Since then, many courts have limited the scope of a proposed class to residents of the state in which the federal court sits. We reported about one such case in January. More recently, the Southern District of California ruled in McCurley v. Royal Seas Cruises, Inc. that the fact that Bristol-Myers Squibb was a mass tort case does not necessarily mean that personal jurisdiction challenges cannot be made in other types of cases. Several courts within the Northern District of Illinois have also found that “specific jurisdiction depends on an affiliation between the forum and the underlying controversy” and that Bristol-Myers did not change the standard itself.
Other courts have departed from this reasoning, however, and have become preoccupied with distinguishing class actions from mass actions like Bristol-Myers Squibb. For example, the Central District of California recently denied a motion to dismiss class action claims, agreeing with the plaintiff that “Bristol-Myers applies to mass tort actions, not class actions.” Sotomayor v. Bank of Am., No. 19-0541, 2019 WL 1985115 (C.D. Cal. May 3, 2019). The plaintiff in this case sought to certify a class of “all persons throughout the United States” who received calls in a four-year span.
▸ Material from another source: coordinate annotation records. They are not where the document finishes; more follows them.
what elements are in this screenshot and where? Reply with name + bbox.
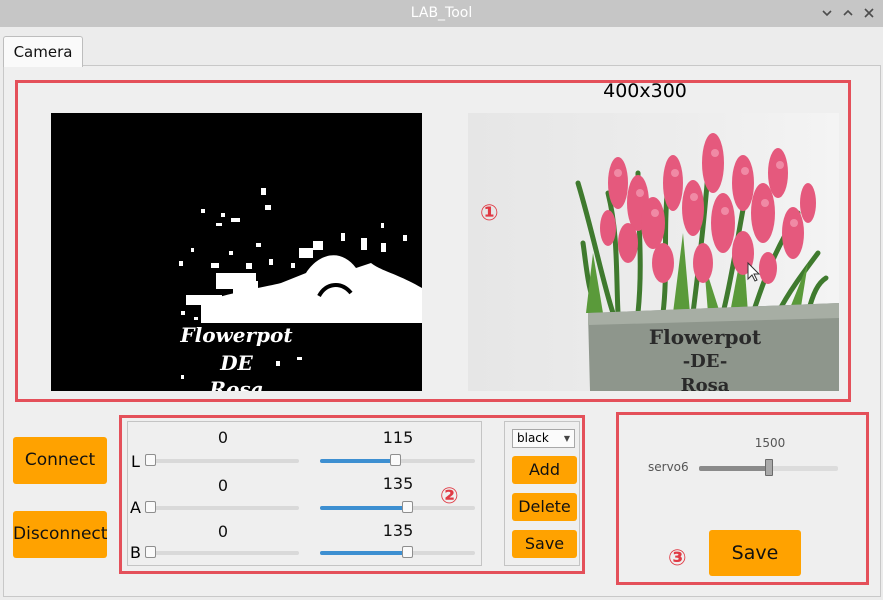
- l-max-slider[interactable]: [320, 454, 475, 466]
- disconnect-button[interactable]: Disconnect: [13, 511, 107, 558]
- b-min-slider-handle[interactable]: [145, 546, 156, 558]
- window-title: LAB_Tool: [410, 5, 473, 21]
- b-max-slider[interactable]: [320, 546, 475, 558]
- a-min-slider[interactable]: [145, 501, 299, 513]
- a-max-slider-fill: [320, 506, 407, 510]
- b-max-value: 135: [382, 521, 414, 540]
- l-min-value: 0: [217, 428, 229, 447]
- resolution-label: 400x300: [603, 80, 687, 102]
- l-max-slider-handle[interactable]: [389, 454, 401, 466]
- servo-slider-handle[interactable]: [764, 459, 773, 476]
- l-min-slider-handle[interactable]: [145, 454, 156, 466]
- a-max-slider-handle[interactable]: [401, 501, 413, 513]
- mask-image-view: Flowerpot DE Rosa: [51, 113, 422, 391]
- mask-text-line-2: DE: [220, 351, 253, 375]
- annotation-marker-2: ②: [440, 484, 459, 509]
- servo-value: 1500: [754, 436, 786, 450]
- servo-label: servo6: [648, 460, 689, 474]
- a-min-slider-handle[interactable]: [145, 501, 156, 513]
- a-max-value: 135: [382, 474, 414, 493]
- b-min-slider[interactable]: [145, 546, 299, 558]
- b-max-slider-fill: [320, 551, 407, 555]
- chevron-up-icon[interactable]: [839, 4, 857, 22]
- servo-slider-fill: [699, 466, 769, 471]
- close-icon[interactable]: [860, 4, 878, 22]
- color-select[interactable]: black ▼: [512, 429, 575, 448]
- save-color-button[interactable]: Save: [512, 530, 577, 558]
- flowerpot-photo-graphic: [575, 133, 839, 391]
- mask-text-line-1: Flowerpot: [180, 323, 293, 347]
- a-min-value: 0: [217, 476, 229, 495]
- chevron-down-icon: ▼: [563, 434, 570, 443]
- title-bar: LAB_Tool: [0, 0, 883, 27]
- a-channel-label: A: [130, 498, 141, 517]
- tab-camera[interactable]: Camera: [3, 36, 83, 67]
- chevron-down-icon[interactable]: [818, 4, 836, 22]
- lab-slider-group: [127, 421, 482, 566]
- b-max-slider-handle[interactable]: [401, 546, 413, 558]
- mask-blobs-graphic: [179, 188, 422, 379]
- add-button[interactable]: Add: [512, 456, 577, 484]
- l-max-value: 115: [382, 428, 414, 447]
- connect-button[interactable]: Connect: [13, 437, 107, 484]
- l-min-slider[interactable]: [145, 454, 299, 466]
- pot-text-line-1: Flowerpot: [648, 325, 762, 349]
- pot-text-line-3: Rosa: [680, 375, 730, 391]
- save-servo-button[interactable]: Save: [709, 530, 801, 576]
- pot-text-line-2: -DE-: [682, 351, 728, 372]
- servo-slider[interactable]: [699, 459, 838, 476]
- color-select-value: black: [517, 431, 549, 445]
- l-channel-label: L: [131, 452, 140, 471]
- camera-image-view: Flowerpot -DE- Rosa: [468, 113, 839, 391]
- delete-button[interactable]: Delete: [512, 493, 577, 521]
- b-channel-label: B: [130, 543, 141, 562]
- mask-text-line-3: Rosa: [209, 377, 264, 391]
- annotation-marker-3: ③: [668, 546, 687, 571]
- b-min-value: 0: [217, 522, 229, 541]
- annotation-marker-1: ①: [480, 201, 499, 226]
- l-max-slider-fill: [320, 459, 395, 463]
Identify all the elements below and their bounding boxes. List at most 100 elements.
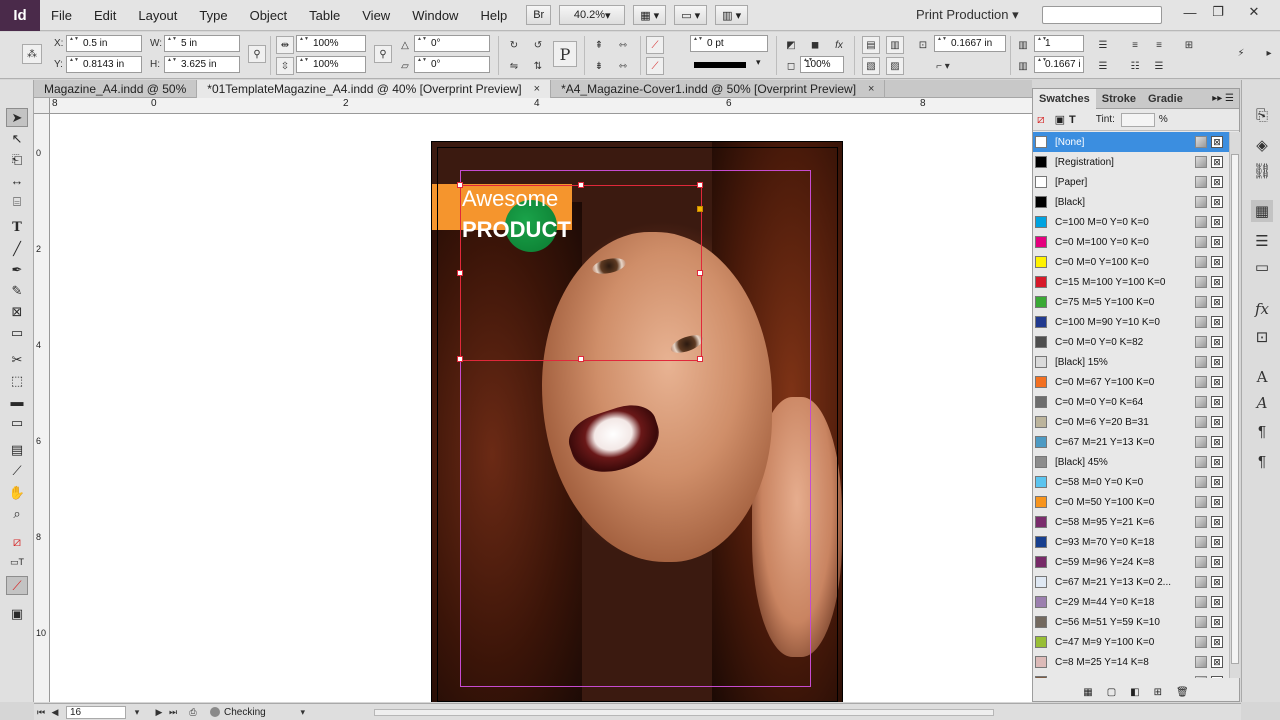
gap-tool-icon[interactable]: ↔ <box>6 171 28 190</box>
columns-field[interactable]: 1 <box>1034 35 1084 52</box>
resize-handle[interactable] <box>457 270 463 276</box>
line-tool-icon[interactable]: ╱ <box>6 239 28 258</box>
offset-field[interactable]: 0.1667 in <box>934 35 1006 52</box>
resize-handle[interactable] <box>457 182 463 188</box>
page-tool-icon[interactable]: ⎗ <box>6 150 28 169</box>
menu-help[interactable]: Help <box>469 8 518 23</box>
text-wrap-jump-icon[interactable]: ▨ <box>886 57 904 75</box>
reference-point-icon[interactable]: ⁂ <box>22 44 42 64</box>
gradient-feather-tool-icon[interactable]: ▭ <box>6 413 28 432</box>
document-page[interactable]: Awesome PRODUCT <box>431 141 843 702</box>
x-position-field[interactable]: 0.5 in <box>66 35 142 52</box>
drop-shadow-icon[interactable]: ◩ <box>782 36 800 54</box>
horizontal-scrollbar[interactable] <box>374 709 994 716</box>
select-content-icon[interactable]: ⇟ <box>590 57 608 75</box>
resize-handle[interactable] <box>578 182 584 188</box>
swatch-row[interactable]: [Black] 45% ⊠ <box>1033 452 1229 472</box>
rotate-cw-icon[interactable]: ↻ <box>505 36 523 54</box>
corner-option-handle[interactable] <box>697 206 703 212</box>
zoom-level-dropdown[interactable]: 40.2% ▾ <box>559 5 626 25</box>
scale-y-field[interactable]: 100% <box>296 56 366 73</box>
fill-swatch-icon[interactable]: ⟋ <box>646 36 664 54</box>
rotate-ccw-icon[interactable]: ↺ <box>529 36 547 54</box>
ruler-origin[interactable] <box>34 98 50 114</box>
swatch-row[interactable]: C=59 M=96 Y=24 K=8 ⊠ <box>1033 552 1229 572</box>
chevron-down-icon[interactable]: ▾ <box>296 707 310 718</box>
layers-panel-icon[interactable]: ◈ <box>1251 134 1273 156</box>
show-color-swatches-icon[interactable]: ▢ <box>1107 687 1116 701</box>
character-styles-icon[interactable]: A <box>1251 392 1273 414</box>
tab-magazine-cover[interactable]: *A4_Magazine-Cover1.indd @ 50% [Overprin… <box>551 80 886 98</box>
y-position-field[interactable]: 0.8143 in <box>66 56 142 73</box>
scissors-tool-icon[interactable]: ✂ <box>6 350 28 369</box>
search-input[interactable] <box>1042 6 1162 24</box>
screen-mode-icon[interactable]: ▣ <box>6 604 28 623</box>
height-field[interactable]: 3.625 in <box>164 56 240 73</box>
menu-layout[interactable]: Layout <box>127 8 188 23</box>
links-panel-icon[interactable]: ⛓ <box>1251 160 1273 182</box>
first-page-icon[interactable]: ⏮ <box>34 707 48 718</box>
shear-angle-field[interactable]: 0° <box>414 56 490 73</box>
new-swatch-icon[interactable]: ⊞ <box>1154 687 1162 701</box>
resize-handle[interactable] <box>578 356 584 362</box>
type-tool-icon[interactable]: T <box>6 218 28 237</box>
minimize-button[interactable]: — <box>1176 2 1204 22</box>
selection-tool-icon[interactable]: ➤ <box>6 108 28 127</box>
zoom-tool-icon[interactable]: ⌕ <box>6 504 28 523</box>
pencil-tool-icon[interactable]: ✎ <box>6 281 28 300</box>
hand-tool-icon[interactable]: ✋ <box>6 483 28 502</box>
select-next-icon[interactable]: ⇿ <box>614 57 632 75</box>
gradient-swatch-tool-icon[interactable]: ▬ <box>6 392 28 411</box>
text-wrap-none-icon[interactable]: ▤ <box>862 36 880 54</box>
swatch-row[interactable]: [None] ⊠ <box>1033 132 1229 152</box>
tab-swatches[interactable]: Swatches <box>1033 88 1096 109</box>
swatch-row[interactable]: C=46 M=58 Y=70 K=25 ⊠ <box>1033 672 1229 678</box>
swatch-row[interactable]: [Black] 15% ⊠ <box>1033 352 1229 372</box>
formatting-text-icon[interactable]: T <box>1069 114 1076 126</box>
opacity-field[interactable]: 100% <box>800 56 844 73</box>
menu-type[interactable]: Type <box>188 8 238 23</box>
character-panel-icon[interactable]: A <box>1251 366 1273 388</box>
direct-selection-tool-icon[interactable]: ↖ <box>6 129 28 148</box>
vertical-ruler[interactable]: 0 2 4 6 8 10 <box>34 114 50 702</box>
close-icon[interactable]: × <box>534 81 540 98</box>
fx-icon[interactable]: fx <box>830 36 848 54</box>
bridge-button[interactable]: Br <box>526 5 552 25</box>
swatch-row[interactable]: [Paper] ⊠ <box>1033 172 1229 192</box>
rectangle-frame-tool-icon[interactable]: ⊠ <box>6 302 28 321</box>
pasteboard[interactable]: Awesome PRODUCT <box>50 114 1032 702</box>
paragraph-styles-icon[interactable]: ¶ <box>1251 420 1273 442</box>
swatch-row[interactable]: C=0 M=100 Y=0 K=0 ⊠ <box>1033 232 1229 252</box>
free-transform-tool-icon[interactable]: ⬚ <box>6 371 28 390</box>
swatch-row[interactable]: C=0 M=0 Y=100 K=0 ⊠ <box>1033 252 1229 272</box>
resize-handle[interactable] <box>457 356 463 362</box>
stroke-weight-field[interactable]: 0 pt <box>690 35 768 52</box>
swatch-row[interactable]: C=100 M=0 Y=0 K=0 ⊠ <box>1033 212 1229 232</box>
align-bottom-icon[interactable]: ≡ <box>1150 36 1168 54</box>
swatch-row[interactable]: C=0 M=67 Y=100 K=0 ⊠ <box>1033 372 1229 392</box>
flip-vertical-icon[interactable]: ⇅ <box>529 57 547 75</box>
tint-field[interactable] <box>1120 112 1155 127</box>
swatch-row[interactable]: C=67 M=21 Y=13 K=0 ⊠ <box>1033 432 1229 452</box>
swatch-row[interactable]: C=0 M=50 Y=100 K=0 ⊠ <box>1033 492 1229 512</box>
swatch-row[interactable]: C=8 M=25 Y=14 K=8 ⊠ <box>1033 652 1229 672</box>
swatch-row[interactable]: [Registration] ⊠ <box>1033 152 1229 172</box>
menu-object[interactable]: Object <box>239 8 299 23</box>
content-collector-icon[interactable]: ⌸ <box>6 192 28 211</box>
restore-button[interactable]: ❐ <box>1204 2 1232 22</box>
scrollbar-thumb[interactable] <box>1231 154 1239 664</box>
swatch-row[interactable]: C=0 M=0 Y=0 K=82 ⊠ <box>1033 332 1229 352</box>
text-wrap-panel-icon[interactable]: ⊡ <box>1251 326 1273 348</box>
stroke-type-dropdown[interactable]: ▾ <box>690 57 768 71</box>
stroke-swatch-icon[interactable]: ⟋ <box>646 57 664 75</box>
swatch-row[interactable]: C=29 M=44 Y=0 K=18 ⊠ <box>1033 592 1229 612</box>
swatch-row[interactable]: C=0 M=6 Y=20 B=31 ⊠ <box>1033 412 1229 432</box>
open-page-icon[interactable]: ⎙ <box>186 707 200 718</box>
note-tool-icon[interactable]: ▤ <box>6 440 28 459</box>
constrain-scale-icon[interactable]: ⚲ <box>374 45 392 63</box>
tab-magazine-a4[interactable]: Magazine_A4.indd @ 50% <box>34 80 198 98</box>
screen-mode-button[interactable]: ▭ ▾ <box>674 5 708 25</box>
view-options-button[interactable]: ▦ ▾ <box>633 5 667 25</box>
resize-handle[interactable] <box>697 182 703 188</box>
width-field[interactable]: 5 in <box>164 35 240 52</box>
The defendant argued that the court lacks personal jurisdiction over it for the TCPA claims of any non-California residents because the defendant did not have the required minimum contact with California in relation to calls allegedly made to those unnamed plaintiffs.
The court disagreed. It held that, whereas each plaintiff in mass tort actions must represent “a real party in interest,” courts are not required to have specific jurisdiction over each unnamed class member in class actions. It reasoned that defendants in class actions as are not at risk of the same level of “unfairness” as in mass tort actions. That is so, the court found, because Federal Rule of Civil Procedure 23 requires plaintiffs to satisfy several requirements before certifying a class, which provide sufficient “due process safeguards” that are lacking in mass tort actions.
Like other courts before it, though, the Sotomayor court struggled to identify any authorities from before Bristol-Myers Squibb that explicitly barred this personal jurisdiction defense. Indeed, the two decisions it cited lend little support to its contentions; Phillips Petroleum Co. v. Shutts describes the minimum due process protection that unnamed non-resident class members must receive in order to qualify as a “class member,” and Devlin v. Scardelletti began “by clarifying that this issue does not implicate the jurisdiction of the courts.” Neither decision invalidates defendants’ jurisdictional challenge to the claims of non-forum class members.
Indeed, as the Supreme Court noted in Bristol-Myers Squibb, that ruling was a “straightforward application . . . of settled principles of personal jurisdiction.” One of these principles dates back long before the Bristol-Myers Squibb decision: “[S]pecific personal jurisdiction does not lie over a nonresident plaintiff’s claim against a defendant not subject to general jurisdiction based solely on the close relationship between that claim and a claim brought in the same case by a resident plaintiff.” See, e.g., Seiferth v. Helicopteros Atuneros, Inc., 472 F.3d 266 (5th Cir. 2006).